Paniek in de bestuurskamer van het hoogheemraadschap, ik weet het nog goed. Het was 2019 en de watergangen mochten niet meer worden gebaggerd. PFAS! Weinig mensen hadden er eerder van gehoord, maar het was heel erg. Naast het stevig houden van dijken is het baggeren van brede sloten de hoofdtaak van de waterschappen. Als je niets doet, slibt zo’n sloot dicht met modder. In een sloot vol modder past veel minder water en bij regen stroomt het dan over. Dat moeten we niet hebben. Daarom schakelen de waterschappen bedrijven in die met een grijper de modder van de bodem van de sloot halen. De bagger leggen ze op de kant en dat wordt later afgevoerd. Zo gaat het al eeuwen in Nederland. Maar nu mocht dat opeens niet meer. Iemand was namelijk op het idee gekomen om eens te meten of er PFAS in de bagger zaten en jawel dat bleek het geval.

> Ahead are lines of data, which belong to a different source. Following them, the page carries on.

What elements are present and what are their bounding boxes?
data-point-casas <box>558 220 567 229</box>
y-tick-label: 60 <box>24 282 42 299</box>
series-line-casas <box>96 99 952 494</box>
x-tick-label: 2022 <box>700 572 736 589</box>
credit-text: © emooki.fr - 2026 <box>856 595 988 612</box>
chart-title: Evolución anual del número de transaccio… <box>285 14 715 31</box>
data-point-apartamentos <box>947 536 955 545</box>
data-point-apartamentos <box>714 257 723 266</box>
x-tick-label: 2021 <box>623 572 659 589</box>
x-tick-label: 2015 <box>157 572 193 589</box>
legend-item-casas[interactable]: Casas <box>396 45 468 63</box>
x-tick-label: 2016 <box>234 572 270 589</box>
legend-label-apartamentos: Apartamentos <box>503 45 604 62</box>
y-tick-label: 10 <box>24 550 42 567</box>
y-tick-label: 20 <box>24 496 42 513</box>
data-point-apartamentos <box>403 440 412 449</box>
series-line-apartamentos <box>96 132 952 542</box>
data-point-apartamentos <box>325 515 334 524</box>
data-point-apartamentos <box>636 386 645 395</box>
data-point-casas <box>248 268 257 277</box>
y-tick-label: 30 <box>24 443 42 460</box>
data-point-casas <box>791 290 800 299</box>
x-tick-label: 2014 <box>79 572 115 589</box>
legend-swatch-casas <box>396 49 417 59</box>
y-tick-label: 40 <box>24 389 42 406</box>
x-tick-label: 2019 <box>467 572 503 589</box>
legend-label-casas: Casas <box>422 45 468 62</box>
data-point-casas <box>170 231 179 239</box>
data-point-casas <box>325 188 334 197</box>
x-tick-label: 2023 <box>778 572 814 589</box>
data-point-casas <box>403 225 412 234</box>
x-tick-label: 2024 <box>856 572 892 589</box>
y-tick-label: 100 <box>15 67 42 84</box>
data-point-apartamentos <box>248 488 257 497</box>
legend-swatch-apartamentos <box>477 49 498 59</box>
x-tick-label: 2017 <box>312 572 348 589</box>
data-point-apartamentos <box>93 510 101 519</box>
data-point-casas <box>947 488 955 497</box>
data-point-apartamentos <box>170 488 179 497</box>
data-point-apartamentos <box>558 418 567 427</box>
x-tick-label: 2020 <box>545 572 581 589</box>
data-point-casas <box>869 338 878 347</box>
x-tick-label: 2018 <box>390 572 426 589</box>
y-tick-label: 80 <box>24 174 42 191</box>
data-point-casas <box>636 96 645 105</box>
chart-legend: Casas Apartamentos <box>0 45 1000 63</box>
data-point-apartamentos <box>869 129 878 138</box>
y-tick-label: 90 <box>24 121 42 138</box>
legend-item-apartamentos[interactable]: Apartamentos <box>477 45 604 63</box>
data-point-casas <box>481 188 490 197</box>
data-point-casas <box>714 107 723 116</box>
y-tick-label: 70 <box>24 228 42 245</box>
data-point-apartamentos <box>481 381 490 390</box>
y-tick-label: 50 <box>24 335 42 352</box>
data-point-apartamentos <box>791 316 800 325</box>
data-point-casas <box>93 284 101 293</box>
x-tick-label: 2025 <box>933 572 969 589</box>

PFAS (het werd destijds altijd uitgesproken als P-fas) is de afkorting van  per- en polyfluoralkylstoffen, een verzamelnaam ‘voor duizenden verschillende chemische stoffen. De stoffen worden gebruikt in veel producten, zoals regenkleding, pannen, cosmetica en blusschuim. Bij productie en gebruik komen PFAS-stoffen via afvalstromen terecht in het milieu’ (bron). Voor het afvoeren van de ‘vervuilde’ bagger werd een oplossing gevonden (anders waren we in de Randstad inmiddels letterlijk kopje onder gegaan), maar nog altijd roepen de waterschappen op tot een verbod op het gebruik van PFAS. Onterecht, zegt Simon Rozendaal. We weten alleen dat er PFAS in het milieu zit omdat we tegenwoordig zelfs de allerkleinste deeltjes kunnen meten.

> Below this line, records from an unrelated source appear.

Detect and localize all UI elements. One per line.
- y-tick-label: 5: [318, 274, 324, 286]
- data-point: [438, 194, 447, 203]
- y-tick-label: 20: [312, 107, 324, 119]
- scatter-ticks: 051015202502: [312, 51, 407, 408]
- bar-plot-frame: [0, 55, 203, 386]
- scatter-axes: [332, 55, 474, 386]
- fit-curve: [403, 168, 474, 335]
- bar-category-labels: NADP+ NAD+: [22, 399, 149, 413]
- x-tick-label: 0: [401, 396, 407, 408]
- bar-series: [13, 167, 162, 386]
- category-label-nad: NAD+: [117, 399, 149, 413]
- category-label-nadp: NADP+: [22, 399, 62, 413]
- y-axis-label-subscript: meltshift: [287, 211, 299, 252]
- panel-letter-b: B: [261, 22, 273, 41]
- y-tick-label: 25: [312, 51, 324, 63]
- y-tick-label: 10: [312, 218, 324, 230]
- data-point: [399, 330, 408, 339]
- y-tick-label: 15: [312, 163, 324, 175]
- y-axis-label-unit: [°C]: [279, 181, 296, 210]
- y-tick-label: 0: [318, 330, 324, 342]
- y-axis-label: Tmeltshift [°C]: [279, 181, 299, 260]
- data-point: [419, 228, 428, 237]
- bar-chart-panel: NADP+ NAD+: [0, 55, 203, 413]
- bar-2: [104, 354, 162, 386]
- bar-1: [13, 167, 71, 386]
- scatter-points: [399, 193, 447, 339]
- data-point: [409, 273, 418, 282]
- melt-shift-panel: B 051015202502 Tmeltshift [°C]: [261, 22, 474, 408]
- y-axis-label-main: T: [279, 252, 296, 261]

‘De analysetechnieken om PFAS nauwkeurig te meten verbeteren steeds. Hierdoor kunnen gespecialiseerde laboratoria heel nauwkeurig zeer kleine hoeveelheden meten. Zorgwekkende stoffen worden meestal gemeten in microgrammen per liter, maar PFAS worden gemeten in nanogrammen per liter: 1 nanogram = 0,001 microgram = 0,000001 milligram (dat is dus 0,000000001 gram per liter – DPM). Bij deze extreem lage waarden neemt de onzekerheid van een juiste meting wel toe en daarmee ook de conclusies die je eraan kunt verbinden. Sinds begin 2022 monitoren we PFAS volgens de laatste nieuwe methoden.’ Deze informatie staat op de website van drinkwaterbedrijf Dunea.

PFAS zijn stabiele stoffen, die geen verbinding aangaan met andere stoffen. Daardoor kun je ze niet heel giftig noemen, betoogt Rozendaal:

Conclusie: PFAS zijn dus niet zo toxisch en niet gevaarlijk. Het zijn stabiele stoffen die zich weliswaar ophopen in het milieu en in het lichaam maar daar in onvoorstelbaar kleine concentraties zitten. Ze veroorzaken naar alle waarschijnlijkheid geen kanker, heel misschien verminderen ze de afweer maar dat onderzoek is niet zo overtuigend. PFAS zijn geen asbest, geen dioxine, geen lood. Het zijn tamelijk veilige substanties waarover we ons heel druk maken omdat… Ja. Waarom doen we eigenlijk zo raar? Misschien omdat we alle andere milieuproblemen vrijwel opgelost hebben en we de paniekschakelaar in onze hersenen moeilijk kunnen omzetten.’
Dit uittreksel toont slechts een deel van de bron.